Павлин задумался и развел руками, а потом неохотно промолвил:
– Должно быть, что-нибудь от воображения.
– Разве, – говорю, – Любочка очень мнительна?
– Нет-с, если вы полагаете мнительность насчет болезни, то нет-с; на этот счет они не мнительны, а даже напротив… не занимаются собой; а… так… в характере у нее сохраняется что-то… этакое…
Мы на этом расстались и после долго не виделись, но вдруг совсем неожиданно в один осенний вечер ко мне приходит Павлин и с тревожным выражением сообщает, что Люба заболела.

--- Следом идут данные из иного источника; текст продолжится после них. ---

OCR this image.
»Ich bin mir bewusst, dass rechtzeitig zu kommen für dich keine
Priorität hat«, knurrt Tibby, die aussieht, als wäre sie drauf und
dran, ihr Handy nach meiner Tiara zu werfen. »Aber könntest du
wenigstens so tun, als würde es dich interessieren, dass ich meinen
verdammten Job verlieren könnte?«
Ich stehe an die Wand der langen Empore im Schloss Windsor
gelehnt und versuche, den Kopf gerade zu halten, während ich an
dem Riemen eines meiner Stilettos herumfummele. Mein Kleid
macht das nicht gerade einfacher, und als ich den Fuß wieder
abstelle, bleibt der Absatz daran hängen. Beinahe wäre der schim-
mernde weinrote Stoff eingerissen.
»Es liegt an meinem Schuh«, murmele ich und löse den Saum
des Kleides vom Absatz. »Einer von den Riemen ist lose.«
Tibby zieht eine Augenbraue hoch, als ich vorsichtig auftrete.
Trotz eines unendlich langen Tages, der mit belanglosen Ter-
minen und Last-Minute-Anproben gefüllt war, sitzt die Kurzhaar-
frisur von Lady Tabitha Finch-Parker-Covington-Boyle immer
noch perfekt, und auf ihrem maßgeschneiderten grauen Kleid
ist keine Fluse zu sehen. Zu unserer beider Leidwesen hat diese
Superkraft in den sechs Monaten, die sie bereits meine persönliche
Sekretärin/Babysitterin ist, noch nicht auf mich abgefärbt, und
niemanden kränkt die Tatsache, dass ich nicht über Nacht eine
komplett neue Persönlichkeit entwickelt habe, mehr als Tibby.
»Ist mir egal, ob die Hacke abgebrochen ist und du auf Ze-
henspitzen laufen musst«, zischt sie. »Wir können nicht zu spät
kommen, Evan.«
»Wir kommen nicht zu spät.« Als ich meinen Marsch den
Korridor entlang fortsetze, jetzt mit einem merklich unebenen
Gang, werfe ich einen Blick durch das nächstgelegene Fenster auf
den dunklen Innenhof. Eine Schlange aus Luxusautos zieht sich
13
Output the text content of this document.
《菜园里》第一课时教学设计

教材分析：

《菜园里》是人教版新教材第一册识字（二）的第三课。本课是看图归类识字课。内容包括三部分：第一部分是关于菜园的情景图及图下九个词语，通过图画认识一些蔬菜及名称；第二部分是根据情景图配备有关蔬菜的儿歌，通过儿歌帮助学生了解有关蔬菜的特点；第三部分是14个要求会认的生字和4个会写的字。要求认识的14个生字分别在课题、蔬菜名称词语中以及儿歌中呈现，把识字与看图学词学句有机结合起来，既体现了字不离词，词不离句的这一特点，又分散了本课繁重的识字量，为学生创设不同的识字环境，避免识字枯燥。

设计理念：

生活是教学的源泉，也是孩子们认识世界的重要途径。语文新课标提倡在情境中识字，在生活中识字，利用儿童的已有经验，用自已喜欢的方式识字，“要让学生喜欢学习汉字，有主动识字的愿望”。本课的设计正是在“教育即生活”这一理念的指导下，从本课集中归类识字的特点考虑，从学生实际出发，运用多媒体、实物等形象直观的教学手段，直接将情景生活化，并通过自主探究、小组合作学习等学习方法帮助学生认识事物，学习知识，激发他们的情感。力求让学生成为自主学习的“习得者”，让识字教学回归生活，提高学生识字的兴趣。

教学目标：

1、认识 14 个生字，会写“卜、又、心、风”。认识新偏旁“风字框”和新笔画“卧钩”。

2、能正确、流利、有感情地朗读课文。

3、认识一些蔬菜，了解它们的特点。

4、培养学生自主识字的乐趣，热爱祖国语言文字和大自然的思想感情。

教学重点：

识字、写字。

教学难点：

– Пришла, – говорит, – в прошлую субботу ко мне вечерком на одну минуту и вдруг разнемоглась и всех перепугала. Анна Львовна своего доктора присылали; и даже сами приходили и молодой барин… но теперь ей лучше: спала немножко и, проснувшись, говорит: «Как бы мне хотелось что-нибудь о моей мамаше слышать». Сделайте милость, пожалуйте к ней посидеть. Она про вас вспомнила – и я замечаю, что ей хотелось бы про детство свое поговорить, так как вы ее мать видели. Вы этим ей, больной, большое удовольствие можете принести.
Я встал и пошел.
– Только, знаете, если она будет много спрашивать вы ей не всё говорите, – шепнул Павлин, вводя меня в заповедную дверь своей швейцарской комнатки.
Эта комната, которую я теперь видел в первый раз, была очень маленькая, но преопрятная и приютная; она мне с первого же взгляда напомнила хорошенькую коробочку, в которой лежит хорошенькая саксонская куколка: куколка эта и была пятнадцатилетняя Люба.